Perhaps if one truly retrains the mind away from irrational thoughts, they will decrease in frequency, which is arguably more favorable than continually having negative intrusive thoughts pop up that one learns to relate to differently with the use of mindfulness. It should be noted, however, that mindful awareness and release of thoughts may also, as a practice, decrease the frequency of thoughts over time. At this point, everything is speculative and is simply (what I would consider to be) interesting food for thought.

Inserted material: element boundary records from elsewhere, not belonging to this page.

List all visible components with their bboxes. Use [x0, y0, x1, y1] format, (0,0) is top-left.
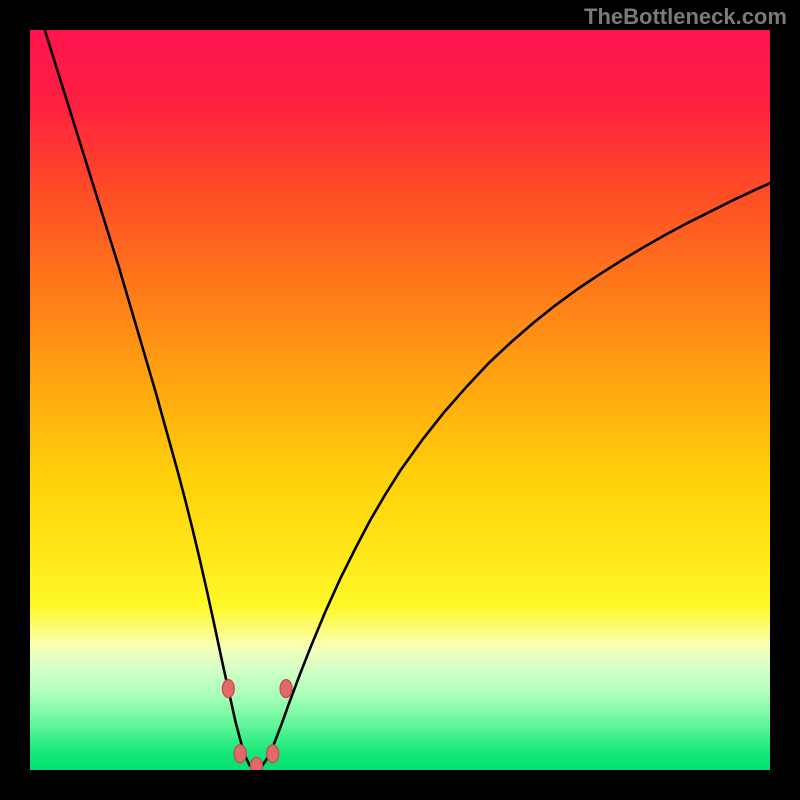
data-dot	[267, 745, 279, 763]
watermark-text: TheBottleneck.com	[584, 4, 787, 30]
data-dot	[234, 745, 246, 763]
data-dot	[222, 680, 234, 698]
data-dot	[250, 757, 262, 770]
data-dot	[280, 680, 292, 698]
plot-area	[30, 30, 770, 770]
gradient-background	[30, 30, 770, 770]
plot-svg	[30, 30, 770, 770]
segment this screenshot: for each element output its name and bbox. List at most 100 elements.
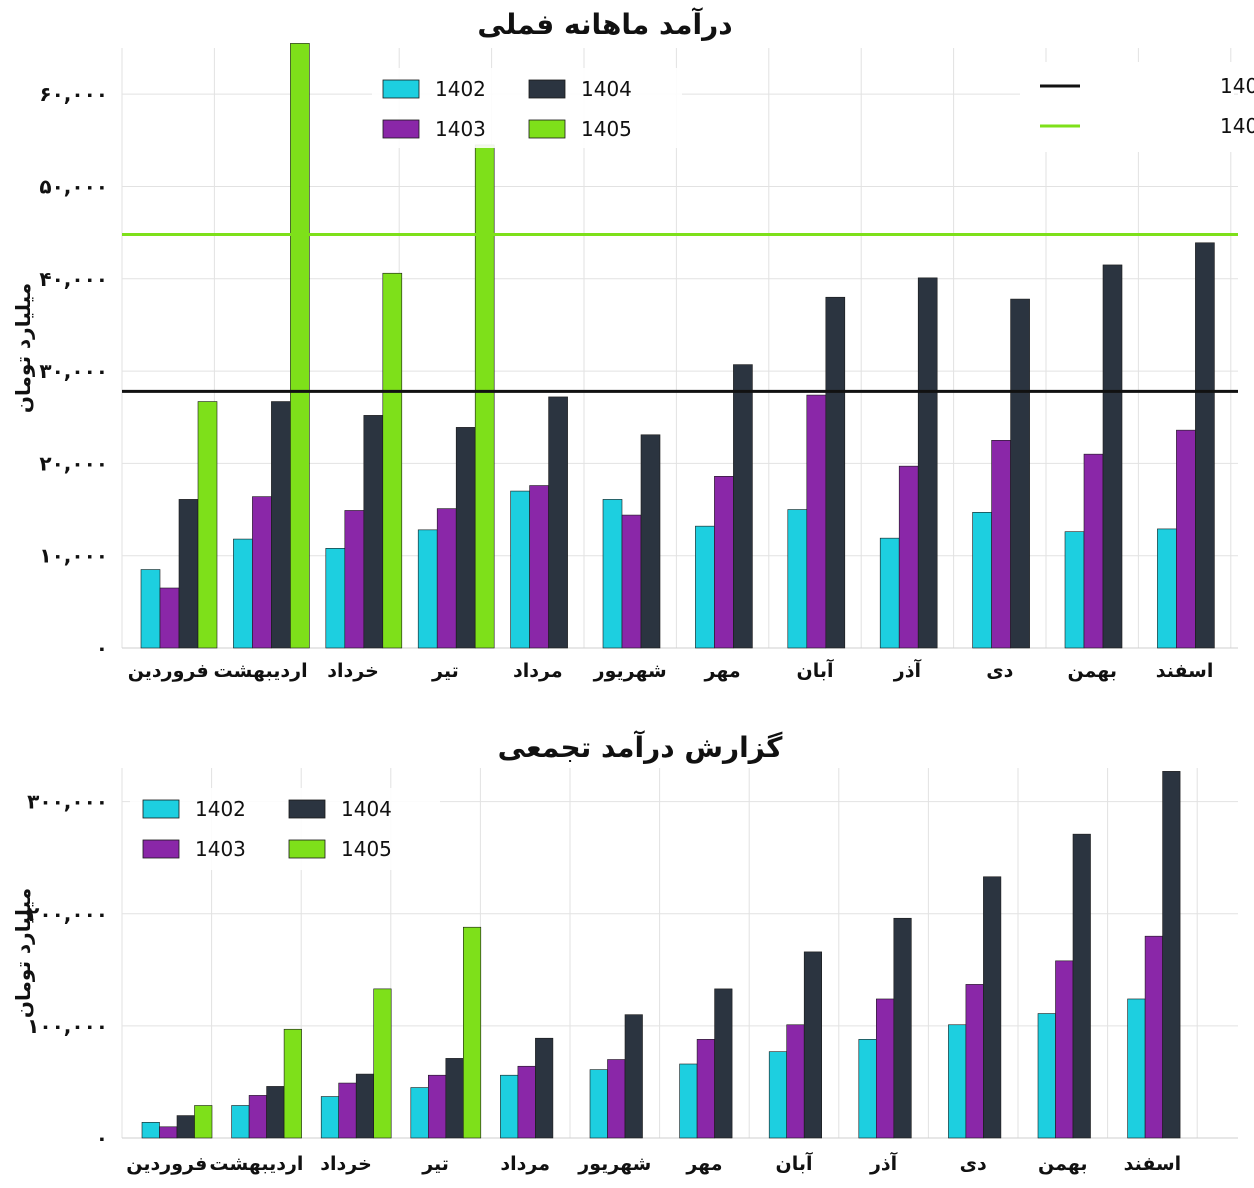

While the constant use of mindfulness early in treatment may hypothetically interfere in some way w/ long-term retraining, it is certainly a very useful practice in many situations like when refocus in the moment is paramount. Being mindfully aware of thoughts also has the major benefit of preventing people from slipping back into responding to certain irrational thoughts as if they were real and/or of utility.

I know a lot of people may have an issue with framing mindfully releasing a thought in this way; however, I am not suggesting it is a form of suppression. With mindfulness of thoughts, there is an active acknowledgement and awareness of the thoughts, which separates it from suppression. However, when it is feasible, encouraging the patient to extensively retrain themselves with engaging in active grappling with irrational thoughts might be favorable before moving into a mindfulness-based approach.

It should be noted. however, that thought disputation may not be a particularly useful type of practice for people with Borderline Personality Disorder. In fact, for this population, it might be favorable to start with mindfulness of thoughts and thought defusion exercises. In fact, research I presented in 2006 at a conference in Chicago suggests that appraising thoughts might actually be a mechanism of change in Dialectical Behavior Therapy - a treatment for BPD that does not (really) use cognitive disputation. So that mindfulness of thoughts may foster their reappraisal naturally.